Responses for Member & Media Inquiries:
NCUA Conserving U.S. Central and Western Corporate Credit Unions
Four key points about credit unions:
- The overall credit union system is healthy and sound.
- Consumers can be assured their money is safe in their credit union.
- The action taken by the federal agency has no impact on the ability of credit unions to continue serving their members. Credit unions can and will continue lending. Credit unions offer a safe place for their members’ savings, and provide scores of additional services to their members at no or low-cost.
- The National Credit Union Administration action involves no taxpayer dollars.
Additional details important to credit union members and the media:
- The credit union system overall is healthy and sound, and consumers’ money is safe in a credit union.
- Regular or everyday credit unions (“natural person”), the ones where 92 million Americans save and borrow, are well capitalized and strong (nearly 11% capital to assets).
- Credit unions are still actively extending credit and keeping the country’s lending wheels in motion when many other financial institutions have cut back.
- Credit unions are lending responsibly. Credit unions typically hold onto their loans.
- Deposits at all Delaware credit unions are federally insured to $250,000, the same as at FDIC-protected banks and with the same federal guarantee. The insurance fund protecting consumer savings (the National Credit Union Share Insurance Fund) is backed by the full faith and credit of the United States.
Some everyday (“regular”) credit unions are feeling the strain from what is now seen as the worst financial crisis to grip the nation since the Great Depression.
- The steep decline in the economy is having its impact.
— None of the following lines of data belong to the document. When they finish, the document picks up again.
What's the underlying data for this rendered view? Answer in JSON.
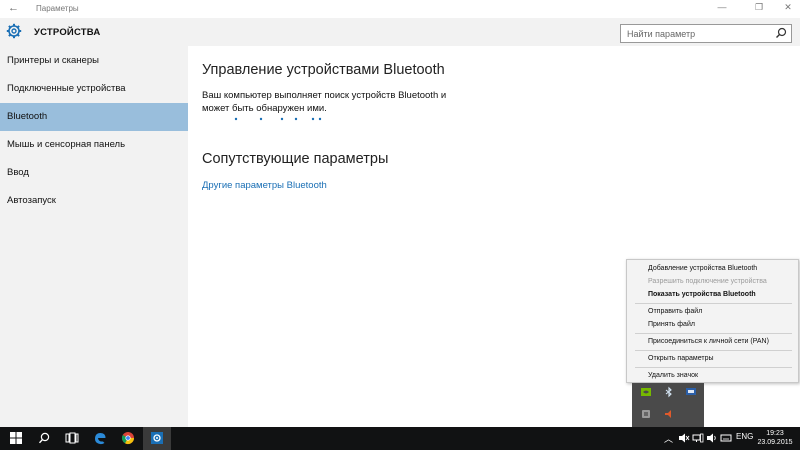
{
  "window": {
    "title": "Параметры",
    "back_icon": "←",
    "minimize_icon": "—",
    "maximize_icon": "❐",
    "close_icon": "✕"
  },
  "sidebar": {
    "header": "УСТРОЙСТВА",
    "items": [
      {
        "label": "Принтеры и сканеры",
        "active": false
      },
      {
        "label": "Подключенные устройства",
        "active": false
      },
      {
        "label": "Bluetooth",
        "active": true
      },
      {
        "label": "Мышь и сенсорная панель",
        "active": false
      },
      {
        "label": "Ввод",
        "active": false
      },
      {
        "label": "Автозапуск",
        "active": false
      }
    ]
  },
  "search": {
    "placeholder": "Найти параметр"
  },
  "main": {
    "heading": "Управление устройствами Bluetooth",
    "description": "Ваш компьютер выполняет поиск устройств Bluetooth и может быть обнаружен ими.",
    "related_heading": "Сопутствующие параметры",
    "related_link": "Другие параметры Bluetooth"
  },
  "context_menu": {
    "items": [
      {
        "label": "Добавление устройства Bluetooth",
        "state": "normal"
      },
      {
        "label": "Разрешить подключение устройства",
        "state": "disabled"
      },
      {
        "label": "Показать устройства Bluetooth",
        "state": "bold"
      },
      {
        "label": "Отправить файл",
        "state": "normal"
      },
      {
        "label": "Принять файл",
        "state": "normal"
      },
      {
        "label": "Присоединиться к личной сети (PAN)",
        "state": "normal"
      },
      {
        "label": "Открыть параметры",
        "state": "normal"
      },
      {
        "label": "Удалить значок",
        "state": "normal"
      }
    ]
  },
  "taskbar": {
    "language": "ENG",
    "time": "19:23",
    "date": "23.09.2015"
  },
  "colors": {
    "accent": "#1a6fb5",
    "sidebar_selected": "#99bedc",
    "sidebar_bg": "#f2f2f2",
    "taskbar": "#111213"
  }
}
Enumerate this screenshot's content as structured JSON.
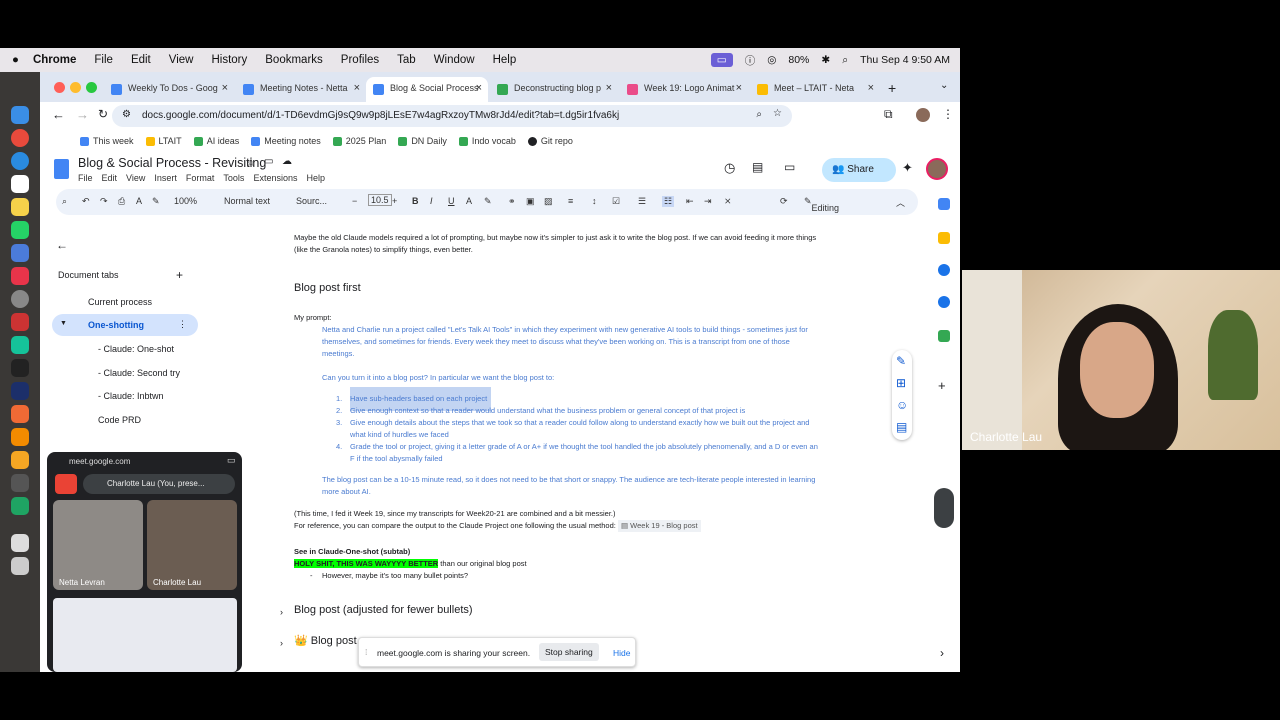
{
  "menubar": {
    "app": "Chrome",
    "items": [
      "File",
      "Edit",
      "View",
      "History",
      "Bookmarks",
      "Profiles",
      "Tab",
      "Window",
      "Help"
    ],
    "battery": "80%",
    "datetime": "Thu Sep 4  9:50 AM"
  },
  "tabs": [
    {
      "label": "Weekly To Dos - Goog",
      "color": "#4285f4"
    },
    {
      "label": "Meeting Notes - Netta",
      "color": "#4285f4"
    },
    {
      "label": "Blog & Social Process",
      "color": "#4285f4",
      "active": true
    },
    {
      "label": "Deconstructing blog p",
      "color": "#34a853"
    },
    {
      "label": "Week 19: Logo Animat",
      "color": "#ea4c89"
    },
    {
      "label": "Meet – LTAIT - Neta",
      "color": "#fbbc04"
    }
  ],
  "url": "docs.google.com/document/d/1-TD6evdmGj9sQ9w9p8jLEsE7w4agRxzoyTMw8rJd4/edit?tab=t.dg5ir1fva6kj",
  "bookmarks": [
    {
      "label": "This week",
      "color": "#4285f4"
    },
    {
      "label": "LTAIT",
      "color": "#fbbc04"
    },
    {
      "label": "AI ideas",
      "color": "#34a853"
    },
    {
      "label": "Meeting notes",
      "color": "#4285f4"
    },
    {
      "label": "2025 Plan",
      "color": "#34a853"
    },
    {
      "label": "DN Daily",
      "color": "#34a853"
    },
    {
      "label": "Indo vocab",
      "color": "#34a853"
    },
    {
      "label": "Git repo",
      "color": "#202124"
    }
  ],
  "doc": {
    "title": "Blog & Social Process - Revisiting",
    "menus": [
      "File",
      "Edit",
      "View",
      "Insert",
      "Format",
      "Tools",
      "Extensions",
      "Help"
    ],
    "share": "Share"
  },
  "toolbar": {
    "zoom": "100%",
    "style": "Normal text",
    "font": "Sourc...",
    "size": "10.5",
    "mode": "Editing"
  },
  "sidebar": {
    "header": "Document tabs",
    "items": [
      "Current process",
      "One-shotting",
      "- Claude: One-shot",
      "- Claude: Second try",
      "- Claude: Inbtwn",
      "Code PRD"
    ]
  },
  "body": {
    "l1": "Maybe the old Claude models required a lot of prompting, but maybe now it's simpler to just ask it to write the blog post. If we can avoid feeding it more things",
    "l2": "(like the Granola notes) to simplify things, even better.",
    "h1": "Blog post first",
    "prompt": "My prompt:",
    "p1": "Netta and Charlie run a project called \"Let's Talk AI Tools\" in which they experiment with new generative AI tools to build things - sometimes just for",
    "p2": "themselves, and sometimes for friends. Every week they meet to discuss what they've been working on. This is a transcript from one of those",
    "p3": "meetings.",
    "p4": "Can you turn it into a blog post? In particular we want the blog post to:",
    "li1": "Have sub-headers based on each project",
    "li2": "Give enough context so that a reader would understand what the business problem or general concept of that project is",
    "li3a": "Give enough details about the steps that we took so that a reader could follow along to understand exactly how we built out the project and",
    "li3b": "what kind of hurdles we faced",
    "li4a": "Grade the tool or project, giving it a letter grade of A or A+ if we thought the tool handled the job absolutely phenomenally, and a D or even an",
    "li4b": "F if the tool abysmally failed",
    "p5": "The blog post can be a 10-15 minute read, so it does not need to be that short or snappy. The audience are tech-literate people interested in learning",
    "p6": "more about AI.",
    "n1": "(This time, I fed it Week 19, since my transcripts for Week20-21 are combined and a bit messier.)",
    "n2": "For reference, you can compare the output to the Claude Project one following the usual method:",
    "chip": "Week 19 - Blog post",
    "see": "See in Claude-One-shot (subtab)",
    "holy": "HOLY SHIT, THIS WAS WAYYYY BETTER",
    "holy2": " than our original blog post",
    "bullet": "However, maybe it's too many bullet points?",
    "h2": "Blog post (adjusted for fewer bullets)",
    "h3": "Blog post"
  },
  "meet": {
    "host": "meet.google.com",
    "presenter": "Charlotte Lau (You, prese...",
    "p1": "Netta Levran",
    "p2": "Charlotte Lau"
  },
  "banner": {
    "text": "meet.google.com is sharing your screen.",
    "stop": "Stop sharing",
    "hide": "Hide"
  },
  "camera": {
    "name": "Charlotte Lau"
  }
}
At year’s end, the delinquency ratio among credit unions was about 1.43%—well above the typical ratio of about 0.96% in the first seven months of 2008.
- In hard-hit states like CA, NV, AZ, FL, credit unions are experiencing particular “collateral damage” stemming from the economic crisis in those states (i.e., members with job losses or other changes related to the downturn have fallen behind on carefully made loans).
- A small number of credit unions have closed or are in conservatorship (16 out of 8,300). Though more are likely, credit unions overall are strong and will endure these difficult times.
- No one has ever lost a penny of federally insured deposits in a credit union.
Because the 28 “corporate” credit unions—where everyday credit unions invest—deal with large sums of money and operate in the open securities markets, the credit crunch in those markets affects the corporate credit unions.
- The Wall Street Journal pointed out in its Jan. 29, 2009 edition how corporate credit unions provide financing, check-clearing and other tasks for regular credit unions. These “wholesale” credit unions are owned by regular credit unions—which are members of the corporate credit unions.
- Corporate credit unions hold mortgage-backed securities that generally are still performing and are “higher up the food chain” than those held by Wall Street banks that experienced so many troubles in the fall of 2008.
- Under fair value accounting rules, mortgage-backed securities have still lost value in today’s frozen-up financial markets.
- The majority of these securities give every indication of continuing to pay interest and principal until they mature.
- Further, corporate credit unions face keen competition for deposits from an increasing number of other institutions which have received guarantees from the U.S. government, such as through the Troubled Asset Relief Program, or TARP.
The Corporate Credit Union Plan announced by credit unions’ federal regulatory agency, the National Credit Union Administration (NCUA), is designed to give credit unions—the members and sole users of corporate credit unions—continued confidence in the wholesale institutions.
- NCUA has pointed out “the capital position of natural person credit unions remains a constant source of strength of the industry.”
- However, NCUA has also stated, “the corporate credit union system is now facing unprecedented strains on its liquidity and capital due to credit market disruptions and the current economic climate.”
- NCUA’s action is intended to add stability to and strengthen corporate credit unions utilizing a three-pronged approach designed to: maintain liquidity, strengthen capital and restructure the corporate system.
- No taxpayer dollars are being used for the corporate credit unions. It is only credit union money paid into the National Credit Union Share Insurance Fund (NCUSIF) —the insurance fund that is completely funded by credit unions to assist in this type of situation.
Most importantly: Credit unions are well-positioned to weather the economic storm.